President George W. Bush and Iraqi President Jalal Talabani stand between the U.S. and Iraq flags Dec. 14 during the playing of the U.S. national anthem. Bush is on his final visit to Iraq before the end of his second term to meet with Iraqi leaders and sign a ceremonial copy of the security agreement.
Dec. 16, 2008 —
WASHINGTON (Dec. 15, 2008) – With fewer than 40 days left in office, President George W. Bush signed a security pact in Baghdad yesterday, putting an end in sight for the Iraq war after nearly six years of fighting.
“The war is not over yet,” Bush said, “[but] it is decisively on its way to being won.”
During a surprise farewell visit to Baghdad yesterday, Bush met with Iraq Prime Minister Nouri al-Maliki for a signing ceremony, affirming the two landmark agreements to withdraw U.S. troops and formalizing a long-term relationship between the two countries.
“[The agreements] cement a strategic partnership between our two countries, and they pave the way for American forces to return home as the war in Iraq approaches a successful end,” Bush said. “They represent a shared vision on the way forward in Iraq.”
Two years ago, such an agreement was unimaginable, Bush said. Violence and attacks in Iraq were rising, and sectarian lines were dividing much of the Iraqi people. Terrorism and fighting in many regions proved difficult to overcome.

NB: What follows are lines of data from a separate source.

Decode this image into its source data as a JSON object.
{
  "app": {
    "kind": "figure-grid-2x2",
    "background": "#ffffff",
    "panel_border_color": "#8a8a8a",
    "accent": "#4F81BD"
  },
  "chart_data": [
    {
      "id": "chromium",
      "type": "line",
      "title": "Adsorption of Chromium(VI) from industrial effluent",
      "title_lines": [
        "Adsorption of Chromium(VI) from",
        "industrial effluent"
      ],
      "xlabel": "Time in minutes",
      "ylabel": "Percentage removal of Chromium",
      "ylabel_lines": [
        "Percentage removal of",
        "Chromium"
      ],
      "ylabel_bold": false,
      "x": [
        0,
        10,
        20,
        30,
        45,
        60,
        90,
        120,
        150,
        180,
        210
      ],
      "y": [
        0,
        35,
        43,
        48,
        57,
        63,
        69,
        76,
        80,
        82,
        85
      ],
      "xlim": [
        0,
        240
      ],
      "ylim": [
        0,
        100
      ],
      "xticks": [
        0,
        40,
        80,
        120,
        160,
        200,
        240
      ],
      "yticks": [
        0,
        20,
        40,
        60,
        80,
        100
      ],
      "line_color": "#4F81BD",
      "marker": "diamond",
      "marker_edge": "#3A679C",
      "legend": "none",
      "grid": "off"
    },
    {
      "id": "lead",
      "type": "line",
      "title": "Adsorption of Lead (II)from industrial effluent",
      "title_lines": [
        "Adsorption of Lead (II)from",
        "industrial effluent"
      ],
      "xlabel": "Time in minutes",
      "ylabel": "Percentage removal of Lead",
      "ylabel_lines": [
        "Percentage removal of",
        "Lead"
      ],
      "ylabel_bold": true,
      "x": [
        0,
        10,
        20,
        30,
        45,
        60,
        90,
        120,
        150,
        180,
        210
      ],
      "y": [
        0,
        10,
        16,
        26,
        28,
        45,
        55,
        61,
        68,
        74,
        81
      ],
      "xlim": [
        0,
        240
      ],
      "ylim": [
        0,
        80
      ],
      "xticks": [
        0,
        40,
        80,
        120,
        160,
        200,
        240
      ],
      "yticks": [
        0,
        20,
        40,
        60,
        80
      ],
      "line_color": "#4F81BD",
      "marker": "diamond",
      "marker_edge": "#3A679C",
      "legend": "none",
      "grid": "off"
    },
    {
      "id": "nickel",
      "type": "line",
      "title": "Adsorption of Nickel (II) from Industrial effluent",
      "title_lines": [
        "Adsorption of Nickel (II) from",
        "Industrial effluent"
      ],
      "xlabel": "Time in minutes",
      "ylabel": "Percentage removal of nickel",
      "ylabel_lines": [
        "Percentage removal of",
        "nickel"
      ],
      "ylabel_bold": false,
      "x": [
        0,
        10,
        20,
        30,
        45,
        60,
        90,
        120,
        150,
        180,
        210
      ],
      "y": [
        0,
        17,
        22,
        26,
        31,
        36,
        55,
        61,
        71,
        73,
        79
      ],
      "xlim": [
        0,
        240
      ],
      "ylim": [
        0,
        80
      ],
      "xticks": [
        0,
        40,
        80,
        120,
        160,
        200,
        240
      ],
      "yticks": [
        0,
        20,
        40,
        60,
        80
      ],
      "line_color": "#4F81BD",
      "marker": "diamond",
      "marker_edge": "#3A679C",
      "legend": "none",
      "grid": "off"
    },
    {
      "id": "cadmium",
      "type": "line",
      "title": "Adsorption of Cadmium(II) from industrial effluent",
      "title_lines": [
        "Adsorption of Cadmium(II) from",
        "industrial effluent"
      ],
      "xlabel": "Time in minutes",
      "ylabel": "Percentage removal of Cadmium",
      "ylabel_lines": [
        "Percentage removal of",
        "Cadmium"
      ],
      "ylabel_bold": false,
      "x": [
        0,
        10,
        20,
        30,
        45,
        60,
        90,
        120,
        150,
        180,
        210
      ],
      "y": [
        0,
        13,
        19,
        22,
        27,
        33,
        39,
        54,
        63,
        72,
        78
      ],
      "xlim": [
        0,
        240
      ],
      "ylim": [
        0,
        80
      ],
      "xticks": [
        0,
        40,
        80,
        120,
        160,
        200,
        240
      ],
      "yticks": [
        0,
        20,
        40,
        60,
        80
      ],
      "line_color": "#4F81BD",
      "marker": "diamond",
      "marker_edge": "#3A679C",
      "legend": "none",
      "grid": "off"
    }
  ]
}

The Iraqi people have suffered greatly, he added.
“[The Iraqi people] suffered car bombings and suicide attacks and [improvised explosive devices], and desperate efforts by terrorists to destroy a young democracy,” he said. “Hundreds of thousands of Iraqis have stepped forward to defend this democracy, and many have paid a dear price.”
Bush said the American people sacrificed a great deal for Iraq to reach this point too, as fighting there has required large amounts of time, resources and American lives. More than 4,000 U.S. servicemembers have been killed in Iraq since March 2003. More than 300 coalition troops also have been killed.
The agreements honor all those who have sacrificed by building a freer, safer and more hopeful world, Bush said.
“In terms of the agreements, this is a major achievement,” Bush told reporters. “Is it the end? Absolutely not. There is more work to be done.”
The strategic framework agreement provides the underpinning for a U.S.-Iraq trade and investment relationship as well as diplomatic, cultural and security cooperation. It sets the foundation for a long-term bilateral relationship between the two countries.
The status-of-forces agreement outlines the framework for American forces withdrawal while providing authorization and protections for U.S. troops to continue support operations after the United Nations mandate expires Dec. 31.
Although the pace of meeting those agreements depends on the Iraqi government and military, Bush said, the SOFA acknowledges that U.S. combat forces in Iraq are required to withdraw from Iraqi cities, villages and localities no later than June 30, and it calls for a complete withdrawal of forces by Dec. 31, 2011.
Both agreements were passed by Iraq’s parliamentary councils Nov. 27 and by the presidency council Dec. 4. Both take effect Jan. 1.